Dans leur préface à leur ouvrage, Alvesson et Billing (1997) déplorent une sous-sensibilité (under-sensitivity) persistante de la recherche vis-à-vis du genre, soulignant qu’encore aujourd’hui de nombreux travaux ne portent pas leur attention sur le genre. La théorie des organisations a traditionnellement et jusque dans les années 80 négligé ce qui touchait au genre (Alvesson et Billing, 1997). Soit seuls les hommes étaient considérés comme des sujets de recherche dignes d’intérêt et les femmes étaient absentes à la fois comme sujet et objet de recherche. Soit les individus étaient considérés d’un point de vue « neutre », c’est à dire masculin, en fait. Prétendant étudier des individus abstraits, les recherches se sont en pratique focalisées – et se focalisent toujours – sur les hommes et le masculin, voire sur une élite masculine (Alvesson et Billing, 1997). Une partie de la recherche, en particulier la recherche en management, aborde le genre comme une variable d’étude (« gender-as-a-variable » approach). Différents phénomènes sont analysés par le biais de corrélations, comparatifs, différences, opposition entre hommes et femmes. On ajoute, ni plus ni moins, un critère « femmes » pour étudier différents phénomènes. Ceci a conduit certains chercheurs à la conclusion que toute la littérature en management présente un biais masculin (Alvesson et Billing, 1997).

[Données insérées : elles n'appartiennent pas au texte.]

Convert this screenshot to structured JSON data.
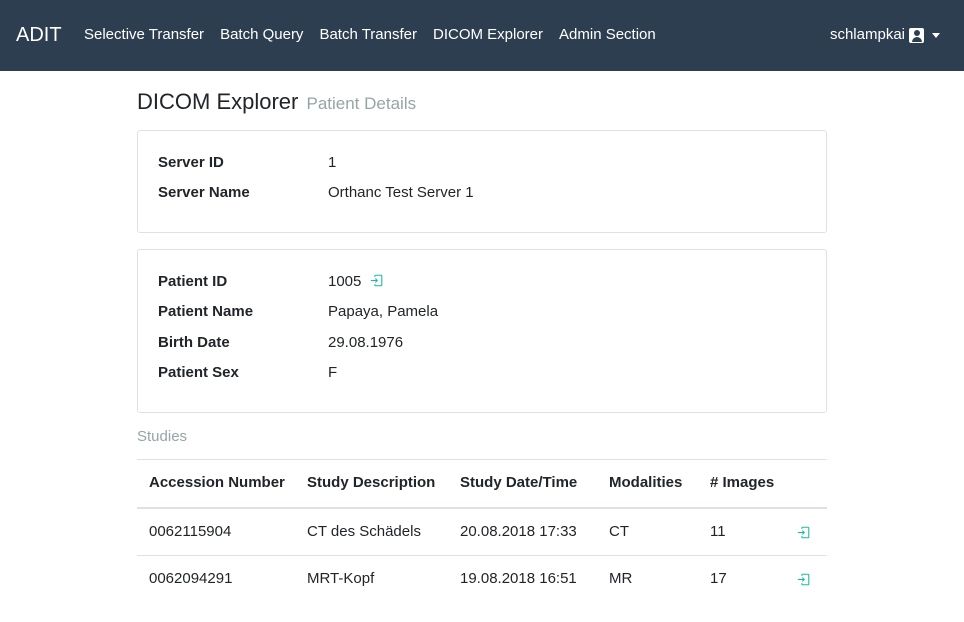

Des approches alternatives, dites « critiques », se sont toutefois développées pour questionner la culture organisationnelle au regard du genre. Selon ce courant de recherche, toutes les structures organisationnelles sont au contraire à observer comme porteuses de signification culturelle et productrices d’idées en termes de genre. Certains auteurs estiment/avancent que les structures organisationnelles et le fonctionnement des organisations doivent être considérés selon cette dimension du genre (Alvesson et Billing, 2002). Après ces considérations générales sur le genre au sein de la recherche en sciences des organisations, notre propos est de nous focaliser maintenant sur la recherche croisant genre et audit.

I.1.2 La recherche croisant audit et genre

La littérature croisant genre et audit présente un certain nombre de caractéristiques que nous avons relevées au fil de nos lectures. Notre propos est d’en développer 3 qui nous ont paru particulièrement saillantes : tout d’abord le fait qu’il s’agit d’un champ de recherche encore marginal, ensuite la mise en évidence de la prééminence des études anglo-saxonnes et enfin le constat du silence académique français.

Considérant l’audit légal comme une sous-discipline de la comptabilité, nous avons étendu notre revue de littérature à la comptabilité au sens large.